El Estado puede ser predatorio porque concentra bienes que extrae a toda la sociedad para su funcionamiento, o porque permite que los derechos se concentren en una minoría privilegiada. Para las mayorías populares no tiene ninguna diferencia aunque se trate de una monumental burocracia inoperante o de una sociedad como el Haití de Duvalier. Pero también puede ser desarrollista, como lo muestra el ejemplo de países que alcanzaron éxitos considerables como Corea, Japón o China y aún, en países con procesos complejos en desarrollo como Brasil o la India.
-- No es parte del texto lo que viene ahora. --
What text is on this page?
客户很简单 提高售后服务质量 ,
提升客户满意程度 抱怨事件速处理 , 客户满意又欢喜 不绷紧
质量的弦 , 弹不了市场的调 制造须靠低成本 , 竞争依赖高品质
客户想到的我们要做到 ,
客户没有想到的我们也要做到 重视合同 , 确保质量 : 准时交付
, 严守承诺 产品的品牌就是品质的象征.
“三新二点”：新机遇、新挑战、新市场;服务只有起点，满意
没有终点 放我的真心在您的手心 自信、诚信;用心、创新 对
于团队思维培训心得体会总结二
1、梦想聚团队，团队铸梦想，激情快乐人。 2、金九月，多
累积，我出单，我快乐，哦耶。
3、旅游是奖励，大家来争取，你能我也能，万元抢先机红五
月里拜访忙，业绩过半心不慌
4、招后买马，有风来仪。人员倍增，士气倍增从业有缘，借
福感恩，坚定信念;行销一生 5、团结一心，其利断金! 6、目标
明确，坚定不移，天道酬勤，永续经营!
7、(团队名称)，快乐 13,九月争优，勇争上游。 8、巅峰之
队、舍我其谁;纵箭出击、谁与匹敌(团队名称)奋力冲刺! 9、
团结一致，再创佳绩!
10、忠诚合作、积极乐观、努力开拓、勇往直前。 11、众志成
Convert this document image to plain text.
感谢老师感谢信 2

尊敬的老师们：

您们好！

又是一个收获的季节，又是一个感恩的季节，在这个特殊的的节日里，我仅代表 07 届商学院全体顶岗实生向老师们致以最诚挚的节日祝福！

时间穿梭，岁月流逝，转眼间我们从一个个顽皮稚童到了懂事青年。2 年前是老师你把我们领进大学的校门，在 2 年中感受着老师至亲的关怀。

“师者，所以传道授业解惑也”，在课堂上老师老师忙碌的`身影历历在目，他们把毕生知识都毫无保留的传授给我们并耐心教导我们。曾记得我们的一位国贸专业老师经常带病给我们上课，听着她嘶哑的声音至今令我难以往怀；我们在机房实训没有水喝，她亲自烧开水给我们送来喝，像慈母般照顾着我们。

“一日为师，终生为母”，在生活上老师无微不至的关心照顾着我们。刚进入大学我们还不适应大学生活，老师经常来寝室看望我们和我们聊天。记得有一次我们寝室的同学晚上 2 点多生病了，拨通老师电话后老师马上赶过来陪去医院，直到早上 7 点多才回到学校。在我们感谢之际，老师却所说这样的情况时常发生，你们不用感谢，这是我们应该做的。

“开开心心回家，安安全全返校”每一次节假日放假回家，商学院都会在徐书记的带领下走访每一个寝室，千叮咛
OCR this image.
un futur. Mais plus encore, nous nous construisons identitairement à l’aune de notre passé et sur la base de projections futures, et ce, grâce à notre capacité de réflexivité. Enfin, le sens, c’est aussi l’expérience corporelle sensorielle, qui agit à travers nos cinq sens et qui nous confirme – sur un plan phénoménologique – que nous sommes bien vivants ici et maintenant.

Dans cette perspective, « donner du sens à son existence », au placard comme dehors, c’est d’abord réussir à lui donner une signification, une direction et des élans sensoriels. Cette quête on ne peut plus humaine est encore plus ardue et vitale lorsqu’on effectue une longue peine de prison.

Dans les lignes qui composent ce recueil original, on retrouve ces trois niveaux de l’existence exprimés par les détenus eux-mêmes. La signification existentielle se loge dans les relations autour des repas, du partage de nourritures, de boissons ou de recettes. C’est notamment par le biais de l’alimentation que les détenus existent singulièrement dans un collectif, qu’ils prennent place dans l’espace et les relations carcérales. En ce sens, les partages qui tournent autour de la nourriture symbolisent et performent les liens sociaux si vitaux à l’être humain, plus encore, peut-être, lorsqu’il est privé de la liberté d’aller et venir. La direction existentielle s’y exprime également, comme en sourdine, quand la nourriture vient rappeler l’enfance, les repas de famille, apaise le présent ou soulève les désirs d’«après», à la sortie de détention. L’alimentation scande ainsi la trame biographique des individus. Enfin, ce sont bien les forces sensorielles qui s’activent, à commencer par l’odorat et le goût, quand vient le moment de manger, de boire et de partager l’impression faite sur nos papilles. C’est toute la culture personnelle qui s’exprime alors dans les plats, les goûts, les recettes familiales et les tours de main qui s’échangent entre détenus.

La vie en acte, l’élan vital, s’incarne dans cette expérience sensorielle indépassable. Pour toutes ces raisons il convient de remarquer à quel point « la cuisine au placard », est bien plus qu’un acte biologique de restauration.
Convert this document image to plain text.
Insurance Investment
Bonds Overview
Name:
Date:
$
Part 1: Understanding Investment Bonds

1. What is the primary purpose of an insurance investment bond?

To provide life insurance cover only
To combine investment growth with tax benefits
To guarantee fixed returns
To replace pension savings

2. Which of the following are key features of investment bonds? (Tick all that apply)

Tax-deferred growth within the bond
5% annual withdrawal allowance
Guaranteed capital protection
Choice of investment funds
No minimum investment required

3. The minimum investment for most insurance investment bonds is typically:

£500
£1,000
El Uruguay de los últimos diez años es un excelente ejemplo de una sociedad que ha ampliado su aparato productivo, que ha ingresado en un camino de crecimiento económico, que se inserta con éxito en el mundo global, que respeta la Constitución y las leyes y que distribuye mejor el crecimiento y los derechos.
Pero esas acciones del Estado necesitan organizarse, llevarse a cabo y precisan recursos, que se apoyan en la recaudación impositiva. Hay un sonsonete del alto costo del Estado en nuestro país que no tiene fundamento. La recaudación impositiva de Uruguay no es alta comparada con otros países comparables, y es bastante menor que en Argentina o Brasil. En los países europeos, que siempre se toman como el ejemplo de Estados promotores del desarrollo, las recaudaciones andan en valores mucho mayores a los nuestros. Cercanos al 50% del PBI en los nórdicos, de 44% en Francia.
Cada país elige sus políticas de bienestar y como las financia. Si vamos hacia un 6% para la educación, hacia un Sistema Nacional de Cuidados, o a mejorar jubilaciones y salud para todos los uruguayos, necesitamos quien conduzca estas nobles acciones. ¿Quién puede hacerlo?
El sector de empresarios privados no va a hacerse cargo de estos asuntos, tiene otras tareas, por lo que la única fuerza motriz de esas transformaciones es y será el Estado. Y para ello se necesitan recursos.
Estas políticas son las que caracterizan al Frente Amplio y su compromiso con el bienestar del pueblo, y para llevarlas adelante se necesitan los recursos que exigen.
No es ningún mérito decir que no se van a cobrar impuestos y que después los uruguayos que hemos ubicado en los lugares más infelices queden esperando alguna oportunidad mirando al país como gato a la fiambrera.
Quizás nuestra respuesta depende de con quien tenemos compromiso a largo plazo. Si es sólo con quienes pueden pagar impuestos o si es con toda la sociedad que integramos.
Y para ello necesitamos un Estado fuerte, eficiente, querido, respetado y al servicio de su pueblo.